Crowdfunding sites are the smart new way to raise finance but how do you work out which projects will succeed?

Crowdfunding sites are the smart new way to raise finance but how do you work out which projects will succeed?

When “Superwoman” signs up to something, you know that an idea has taken off. Especially when the Superwoman in question is financier Nicola Horlick.

Earlier this year, she raised £150,000 in less than a day, to set up a film-financing company via a crowdfunding site, a place that connects online backers with would-be creators. No wonder her latest venture, revealed this week, is – you guessed it – a crowdfunding site, Money&Co, which will launch next year. She’ll have a way to go to catch up with the reigning king of crowdfunding, Kickstarter, though, which celebrated a year of business in the UK on Monday. In those 12 months, more than £22.5m has been pledged to projects in this country, with £17.1m going to successful self-starters.

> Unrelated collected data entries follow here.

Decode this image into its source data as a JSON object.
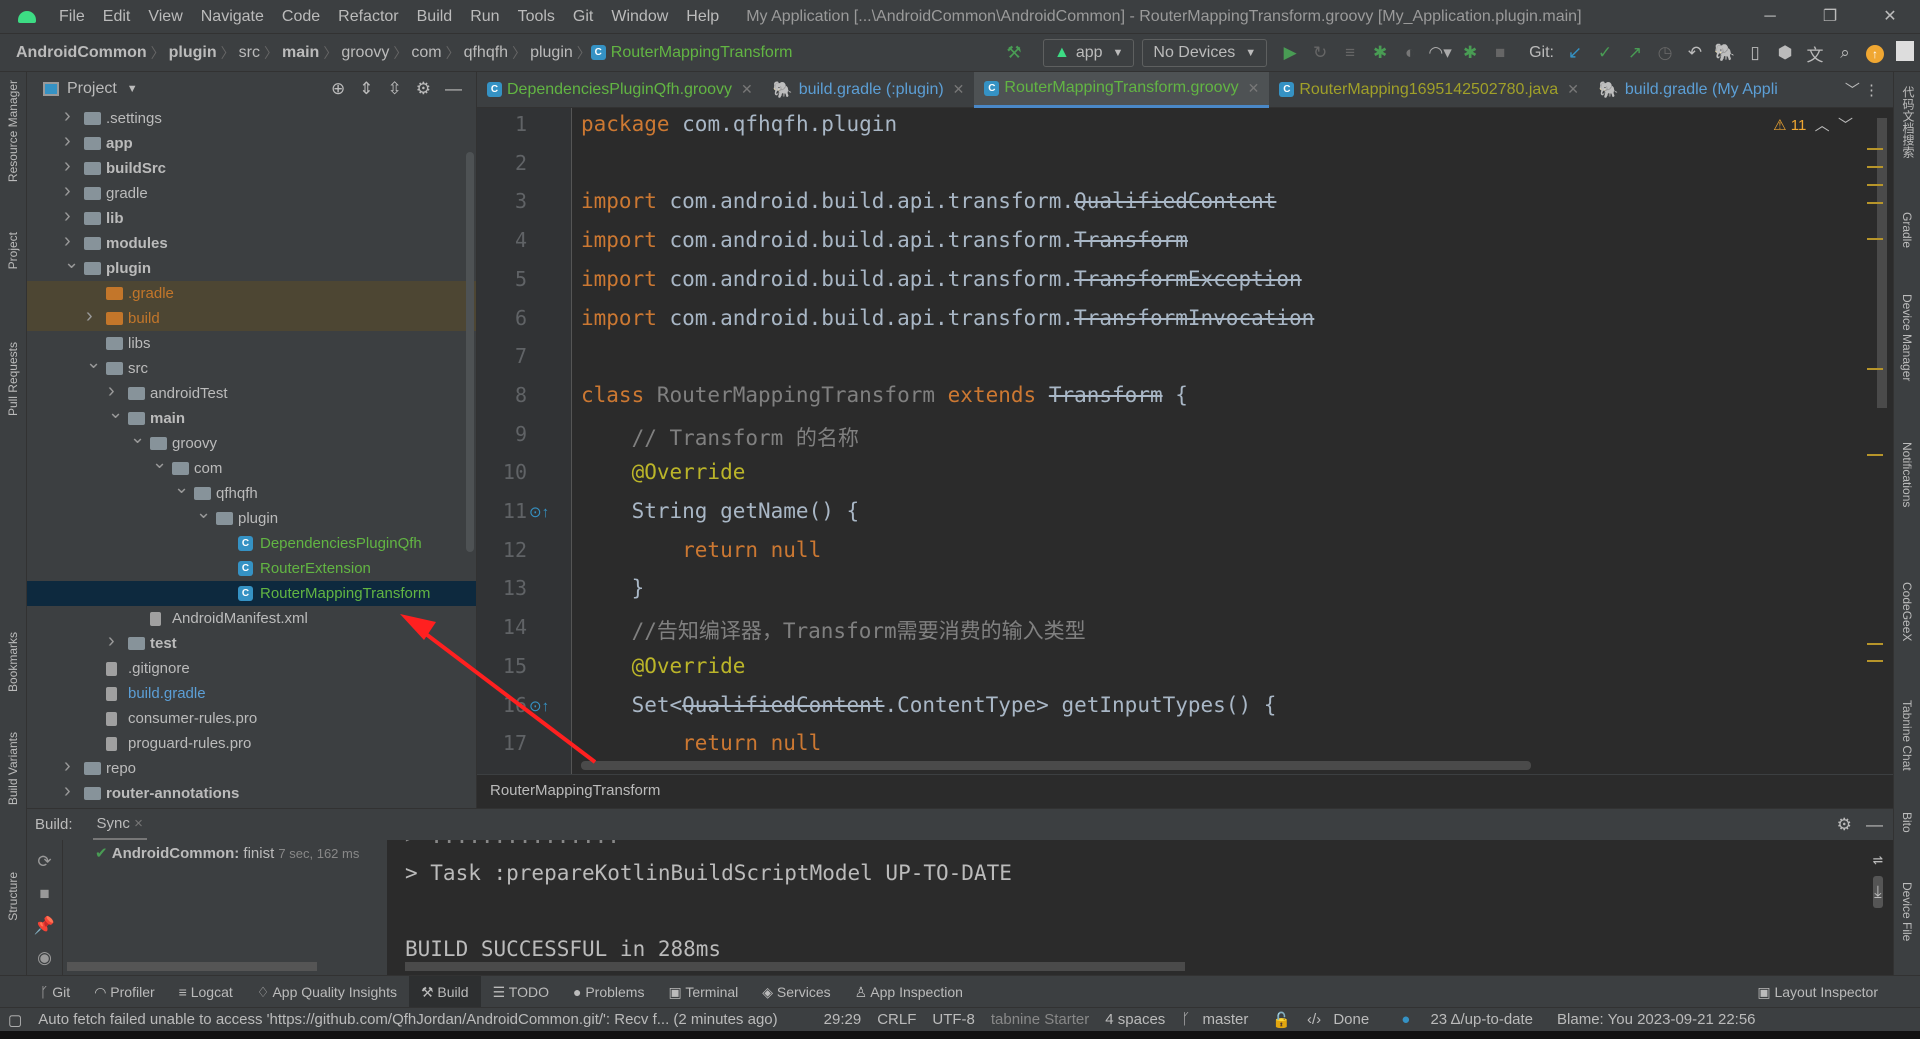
{
  "menubar": {
    "items": [
      "File",
      "Edit",
      "View",
      "Navigate",
      "Code",
      "Refactor",
      "Build",
      "Run",
      "Tools",
      "Git",
      "Window",
      "Help"
    ],
    "title": "My Application [...\\AndroidCommon\\AndroidCommon] - RouterMappingTransform.groovy [My_Application.plugin.main]"
  },
  "breadcrumb": [
    {
      "t": "AndroidCommon",
      "b": true
    },
    {
      "t": "plugin",
      "b": true
    },
    {
      "t": "src"
    },
    {
      "t": "main",
      "b": true
    },
    {
      "t": "groovy"
    },
    {
      "t": "com"
    },
    {
      "t": "qfhqfh"
    },
    {
      "t": "plugin"
    }
  ],
  "breadcrumb_file": "RouterMappingTransform",
  "toolbar": {
    "config": "app",
    "device": "No Devices",
    "git_label": "Git:"
  },
  "project": {
    "title": "Project",
    "tree": [
      {
        "label": ".settings",
        "level": 0,
        "arrow": "right",
        "icon": "folder"
      },
      {
        "label": "app",
        "level": 0,
        "arrow": "right",
        "icon": "folder",
        "bold": true
      },
      {
        "label": "buildSrc",
        "level": 0,
        "arrow": "right",
        "icon": "folder",
        "bold": true
      },
      {
        "label": "gradle",
        "level": 0,
        "arrow": "right",
        "icon": "folder"
      },
      {
        "label": "lib",
        "level": 0,
        "arrow": "right",
        "icon": "folder",
        "bold": true
      },
      {
        "label": "modules",
        "level": 0,
        "arrow": "right",
        "icon": "folder",
        "bold": true
      },
      {
        "label": "plugin",
        "level": 0,
        "arrow": "down",
        "icon": "folder",
        "bold": true
      },
      {
        "label": ".gradle",
        "level": 1,
        "icon": "ofolder",
        "color": "#c3762a",
        "hl": true
      },
      {
        "label": "build",
        "level": 1,
        "arrow": "right",
        "icon": "ofolder",
        "color": "#c3762a",
        "hl": true
      },
      {
        "label": "libs",
        "level": 1,
        "icon": "folder"
      },
      {
        "label": "src",
        "level": 1,
        "arrow": "down",
        "icon": "folder"
      },
      {
        "label": "androidTest",
        "level": 2,
        "arrow": "right",
        "icon": "folder"
      },
      {
        "label": "main",
        "level": 2,
        "arrow": "down",
        "icon": "folder",
        "bold": true
      },
      {
        "label": "groovy",
        "level": 3,
        "arrow": "down",
        "icon": "folder"
      },
      {
        "label": "com",
        "level": 4,
        "arrow": "down",
        "icon": "folder"
      },
      {
        "label": "qfhqfh",
        "level": 5,
        "arrow": "down",
        "icon": "folder"
      },
      {
        "label": "plugin",
        "level": 6,
        "arrow": "down",
        "icon": "folder"
      },
      {
        "label": "DependenciesPluginQfh",
        "level": 7,
        "icon": "cls",
        "color": "#62b543"
      },
      {
        "label": "RouterExtension",
        "level": 7,
        "icon": "cls",
        "color": "#62b543"
      },
      {
        "label": "RouterMappingTransform",
        "level": 7,
        "icon": "cls",
        "color": "#62b543",
        "sel": true
      },
      {
        "label": "AndroidManifest.xml",
        "level": 3,
        "icon": "file"
      },
      {
        "label": "test",
        "level": 2,
        "arrow": "right",
        "icon": "folder",
        "bold": true
      },
      {
        "label": ".gitignore",
        "level": 1,
        "icon": "file"
      },
      {
        "label": "build.gradle",
        "level": 1,
        "icon": "file",
        "color": "#5c9fd6"
      },
      {
        "label": "consumer-rules.pro",
        "level": 1,
        "icon": "file"
      },
      {
        "label": "proguard-rules.pro",
        "level": 1,
        "icon": "file"
      },
      {
        "label": "repo",
        "level": 0,
        "arrow": "right",
        "icon": "folder"
      },
      {
        "label": "router-annotations",
        "level": 0,
        "arrow": "right",
        "icon": "folder",
        "bold": true
      }
    ]
  },
  "tabs": [
    {
      "label": "DependenciesPluginQfh.groovy",
      "icon": "C",
      "color": "#62b543"
    },
    {
      "label": "build.gradle (:plugin)",
      "icon": "gradle",
      "color": "#5c9fd6"
    },
    {
      "label": "RouterMappingTransform.groovy",
      "icon": "C",
      "color": "#62b543",
      "active": true
    },
    {
      "label": "RouterMapping1695142502780.java",
      "icon": "C",
      "color": "#a0a029"
    },
    {
      "label": "build.gradle (My Appli",
      "icon": "gradle",
      "color": "#5c9fd6",
      "noclose": true
    }
  ],
  "editor": {
    "warnings": "⚠ 11",
    "breadcrumb": "RouterMappingTransform",
    "lines": [
      [
        [
          "k",
          "package "
        ],
        [
          "",
          "com.qfhqfh.plugin"
        ]
      ],
      [],
      [
        [
          "k",
          "import "
        ],
        [
          "",
          "com.android.build.api.transform."
        ],
        [
          "s",
          "QualifiedContent"
        ]
      ],
      [
        [
          "k",
          "import "
        ],
        [
          "",
          "com.android.build.api.transform."
        ],
        [
          "s",
          "Transform"
        ]
      ],
      [
        [
          "k",
          "import "
        ],
        [
          "",
          "com.android.build.api.transform."
        ],
        [
          "s",
          "TransformException"
        ]
      ],
      [
        [
          "k",
          "import "
        ],
        [
          "",
          "com.android.build.api.transform."
        ],
        [
          "s",
          "TransformInvocation"
        ]
      ],
      [],
      [
        [
          "k",
          "class "
        ],
        [
          "u",
          "RouterMappingTransform "
        ],
        [
          "k",
          "extends "
        ],
        [
          "s",
          "Transform"
        ],
        [
          "",
          " {"
        ]
      ],
      [
        [
          "c",
          "    // Transform 的名称"
        ]
      ],
      [
        [
          "a",
          "    @Override"
        ]
      ],
      [
        [
          "",
          "    String getName() {"
        ]
      ],
      [
        [
          "k",
          "        return null"
        ]
      ],
      [
        [
          "",
          "    }"
        ]
      ],
      [
        [
          "c",
          "    //告知编译器，Transform需要消费的输入类型"
        ]
      ],
      [
        [
          "a",
          "    @Override"
        ]
      ],
      [
        [
          "",
          "    Set<"
        ],
        [
          "s",
          "QualifiedContent"
        ],
        [
          "",
          ".ContentType> getInputTypes() {"
        ]
      ],
      [
        [
          "k",
          "        return null"
        ]
      ]
    ]
  },
  "build": {
    "label": "Build:",
    "tab": "Sync",
    "item": "AndroidCommon:",
    "item_status": "finist",
    "item_time": "7 sec, 162 ms",
    "console": [
      "> Task :prepareKotlinBuildScriptModel UP-TO-DATE",
      "",
      "BUILD SUCCESSFUL in 288ms"
    ]
  },
  "toolwindows": [
    "Git",
    "Profiler",
    "Logcat",
    "App Quality Insights",
    "Build",
    "TODO",
    "Problems",
    "Terminal",
    "Services",
    "App Inspection"
  ],
  "toolwindow_active": "Build",
  "layout_inspector": "Layout Inspector",
  "left_strip": [
    "Resource Manager",
    "Project",
    "Pull Requests",
    "Bookmarks",
    "Build Variants",
    "Structure"
  ],
  "right_strip": [
    "代码文档搜索",
    "Gradle",
    "Device Manager",
    "Notifications",
    "CodeGeeX",
    "Tabnine Chat",
    "Bito",
    "Device File"
  ],
  "status": {
    "message": "Auto fetch failed unable to access 'https://github.com/QfhJordan/AndroidCommon.git/': Recv f... (2 minutes ago)",
    "position": "29:29",
    "line_sep": "CRLF",
    "encoding": "UTF-8",
    "tabnine": "tabnine Starter",
    "indent": "4 spaces",
    "branch": "master",
    "done": "Done",
    "updates": "23 Δ/up-to-date",
    "blame": "Blame: You 2023-09-21 22:56"
  },
  "colors": {
    "accent": "#4a88c7",
    "keyword": "#cc7832",
    "annotation": "#bbb529",
    "comment": "#808080",
    "arrow": "#ff2020"
  }
}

While it’s no doubt that Kickstarter has had a huge impact in the run up to its first birthday, and that crowdfunding is the hip new way to raise capital, there’s that little matter of £5.4m. You see, Kickstarter takes an all-or-nothing approach to success and failure. If a project reaches its fundraising target, it is considered successful and if it doesn’t, even if it is just £1 (or $1, given the site’s American roots) off its target, then it has failed and no money can be taken.